PRIME MINISTER Simpson Miller is clearly moved to limit the economic and political fallout from the cement crisis that has been wrought by her commerce minister, Mr. Phillip Paulwell.
On Friday, Mrs. Simpson Miller announced that the duty-free importation of Portland cement, previously announced by Mr. Paulwell, will now be for a year, running, apparently, until June 2007. This action by the Prime Minister directly responded to suggestions by private sector officials that the three-month window for the suspension of the common external tariff (CET) on cement was far too narrow, given the global shortage of the product and therefore the time needed to source it and organise shipments.
From the perspective of Mrs. Simpson Miller, a leader of populist instincts, there are also other imperatives which would have driven her to overrule Mr. Paulwell, the serial blunderer on the cement issue, starting with his recommendation to the government two years ago to give the local producer, Caribbean Cement Company a virtual monopoly on the market by the imposition of a high tariffs on imports.
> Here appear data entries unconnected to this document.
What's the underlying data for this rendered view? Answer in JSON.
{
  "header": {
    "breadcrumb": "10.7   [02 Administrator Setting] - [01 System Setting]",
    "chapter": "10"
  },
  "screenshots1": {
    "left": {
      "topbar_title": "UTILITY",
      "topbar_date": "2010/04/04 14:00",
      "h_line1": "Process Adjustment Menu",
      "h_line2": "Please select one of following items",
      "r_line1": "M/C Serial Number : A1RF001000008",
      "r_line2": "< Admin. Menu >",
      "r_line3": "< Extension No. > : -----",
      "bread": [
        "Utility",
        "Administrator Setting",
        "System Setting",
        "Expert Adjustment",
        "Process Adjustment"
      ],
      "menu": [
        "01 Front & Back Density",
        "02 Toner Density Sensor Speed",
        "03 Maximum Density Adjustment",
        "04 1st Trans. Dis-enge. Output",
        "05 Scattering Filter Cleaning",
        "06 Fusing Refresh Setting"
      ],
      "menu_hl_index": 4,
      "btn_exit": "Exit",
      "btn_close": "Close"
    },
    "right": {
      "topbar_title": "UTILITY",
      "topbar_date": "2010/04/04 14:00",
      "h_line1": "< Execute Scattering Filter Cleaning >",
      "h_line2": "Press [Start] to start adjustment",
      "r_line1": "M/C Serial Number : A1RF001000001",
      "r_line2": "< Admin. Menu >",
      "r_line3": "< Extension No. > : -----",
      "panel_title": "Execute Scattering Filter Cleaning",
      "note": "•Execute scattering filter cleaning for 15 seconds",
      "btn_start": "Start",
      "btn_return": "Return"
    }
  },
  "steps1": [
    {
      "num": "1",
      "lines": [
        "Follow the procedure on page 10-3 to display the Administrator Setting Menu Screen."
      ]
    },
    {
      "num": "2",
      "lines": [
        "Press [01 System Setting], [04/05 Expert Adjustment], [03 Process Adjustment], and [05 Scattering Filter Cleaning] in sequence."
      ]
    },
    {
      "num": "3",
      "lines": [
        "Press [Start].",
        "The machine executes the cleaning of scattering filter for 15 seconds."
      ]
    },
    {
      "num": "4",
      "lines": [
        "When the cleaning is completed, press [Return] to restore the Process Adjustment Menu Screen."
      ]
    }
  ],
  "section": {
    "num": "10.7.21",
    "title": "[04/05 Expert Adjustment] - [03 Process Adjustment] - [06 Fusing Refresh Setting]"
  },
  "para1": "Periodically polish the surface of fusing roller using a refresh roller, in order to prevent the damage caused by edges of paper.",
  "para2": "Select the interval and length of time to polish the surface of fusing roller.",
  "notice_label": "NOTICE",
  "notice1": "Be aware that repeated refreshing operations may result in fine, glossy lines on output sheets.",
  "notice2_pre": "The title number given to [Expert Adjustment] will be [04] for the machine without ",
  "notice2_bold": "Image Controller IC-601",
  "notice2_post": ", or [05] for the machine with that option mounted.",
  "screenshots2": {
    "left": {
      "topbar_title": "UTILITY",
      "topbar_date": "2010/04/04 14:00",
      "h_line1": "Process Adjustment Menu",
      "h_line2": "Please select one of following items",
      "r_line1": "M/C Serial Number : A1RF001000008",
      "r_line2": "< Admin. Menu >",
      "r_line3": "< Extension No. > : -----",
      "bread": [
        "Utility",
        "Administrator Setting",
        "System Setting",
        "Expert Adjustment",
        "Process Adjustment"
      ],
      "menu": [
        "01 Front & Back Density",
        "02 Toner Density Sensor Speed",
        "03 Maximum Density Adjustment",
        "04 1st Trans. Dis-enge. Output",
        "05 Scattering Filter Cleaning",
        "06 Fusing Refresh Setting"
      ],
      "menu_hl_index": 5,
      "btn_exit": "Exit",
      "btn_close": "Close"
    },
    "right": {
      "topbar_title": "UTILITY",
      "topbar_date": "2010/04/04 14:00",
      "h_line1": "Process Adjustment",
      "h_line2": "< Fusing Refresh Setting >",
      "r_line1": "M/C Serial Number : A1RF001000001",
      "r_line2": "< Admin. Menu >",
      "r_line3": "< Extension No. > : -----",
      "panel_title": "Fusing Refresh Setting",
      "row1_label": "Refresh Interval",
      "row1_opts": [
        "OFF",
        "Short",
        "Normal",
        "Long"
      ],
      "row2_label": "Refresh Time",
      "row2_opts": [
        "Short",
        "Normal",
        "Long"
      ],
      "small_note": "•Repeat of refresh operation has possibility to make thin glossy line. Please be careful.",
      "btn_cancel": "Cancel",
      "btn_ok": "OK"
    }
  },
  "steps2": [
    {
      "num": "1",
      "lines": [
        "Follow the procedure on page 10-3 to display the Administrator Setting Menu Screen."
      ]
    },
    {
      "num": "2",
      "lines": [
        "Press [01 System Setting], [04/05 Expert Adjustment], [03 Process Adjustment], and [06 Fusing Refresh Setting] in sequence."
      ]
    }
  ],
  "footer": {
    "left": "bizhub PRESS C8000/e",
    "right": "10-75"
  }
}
While the PNP has been in office since 1989, Mrs. Simpson Miller needs her own mandate at the polls if she is to stamp her authority on the party after a rancorous leadership race in March, in which she failed to get 50 per cent of the delegate votes in a four-way race.
Although Mrs. Simpson Miller's personal popularity enhances the PNP's prospects for an electoral victory, this would be weakened, if not undermined, by continued problems around cement and the seeming ineptitude on the part of Mr. Paulwell, and by extension the Government, in coming to grips with the crisis. Indeed, Mrs. Simpson Miller would be well aware that given all that's on the order books, the construction sector should be booming, but that many projects are stalled because of the scarcity of this critical building material. She would also know the drag that is having on the economy, where a 1.4 per cent growth in the first quarter would have been otherwise more robust.
But what is likely to have been of far more concern is the recent statistic by officials in the construction sector that this slowdown in building is costing an estimated 30,000 jobs - mainly low-skilled young men, part of the constituency in which Mrs. Simpson Miller has substantial appeal. Indeed, this is among the group that Mrs. Simpson Miller hopes to put to work in the $1 billion job programme she announced in the recent budget debate - jobs that would be in jeopardy given a shortage of cement.
Now that Mrs. Simpson Miller has moved to fix one of her priorities, she should turn her attention to the ageing teeny-boppers of the Cabinet who may act more out of exuberance than measured thought.